With no diagnosis, I wanted to prove to Dr. Premier - and to myself because at this point I'm discouraged, depressed, and starting to think I might be making all this up - so I did another Sunlight Urine Test. This time, I left the urine out in the sun for 48 hours and documented with photos every couple of hours. At the time, I didn't realize what a drastic change it was, but looking at the step by step photos, I'm now taking back my moments when I second guessed myself. I do have Porphyria, and here is my proof.
Unfortunately, photos don't get an official diagnosis. I did bring these to Dr. Premier and once again made him answer what else in medical history could make this happen to a person's urine. And again his only answer was porphyria. I feel like he wants to give me a diagnosis...he's not one of the mean doctors and I truly feel like he's on my side. However, his hands are tied in a way, because the medical community needs documented proof. The geneticist in Rochester, MN (who has been consulting Dr.
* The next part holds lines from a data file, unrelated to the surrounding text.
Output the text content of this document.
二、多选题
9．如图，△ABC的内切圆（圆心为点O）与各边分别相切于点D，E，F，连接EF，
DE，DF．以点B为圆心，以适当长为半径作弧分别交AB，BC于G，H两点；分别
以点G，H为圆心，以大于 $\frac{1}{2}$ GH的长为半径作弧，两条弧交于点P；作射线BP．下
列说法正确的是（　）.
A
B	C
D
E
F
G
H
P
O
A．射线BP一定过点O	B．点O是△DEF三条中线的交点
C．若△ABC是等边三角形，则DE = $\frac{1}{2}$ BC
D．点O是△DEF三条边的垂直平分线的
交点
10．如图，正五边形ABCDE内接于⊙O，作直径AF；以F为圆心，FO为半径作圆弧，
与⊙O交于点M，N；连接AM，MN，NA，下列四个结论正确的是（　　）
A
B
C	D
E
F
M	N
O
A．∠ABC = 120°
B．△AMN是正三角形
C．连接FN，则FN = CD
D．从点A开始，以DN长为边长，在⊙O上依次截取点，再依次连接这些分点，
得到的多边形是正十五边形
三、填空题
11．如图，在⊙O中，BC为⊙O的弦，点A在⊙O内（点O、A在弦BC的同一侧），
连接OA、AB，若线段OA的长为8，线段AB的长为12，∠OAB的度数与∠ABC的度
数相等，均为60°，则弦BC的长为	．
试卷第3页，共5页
Premier for a few months now on my case) says that I must have elevated porphyrin levels of 10 times or greater in order to receive any diagnosis... and without that I cannot receive treatments because they are too dangerous.
Typical treatments include a 10% glucose infusion via IV and/or heme infusion. I thought that glucose could be administered without a diagnosis, but with strong suspicion, but Dr. Premier looked into it and explained that the infusion is not the typical glucose IV that any patient would receive in the ER... in fact, it can be quite risky to a healthy person.
The only thing I can do is wait for an attack and perform another 24 hour urine... and pray that I'm sick enough (so ridiculous) to get the official diagnosis. After all, between attacks my levels are 6 times higher than normal... so hopefully I can reach that magic number - 10.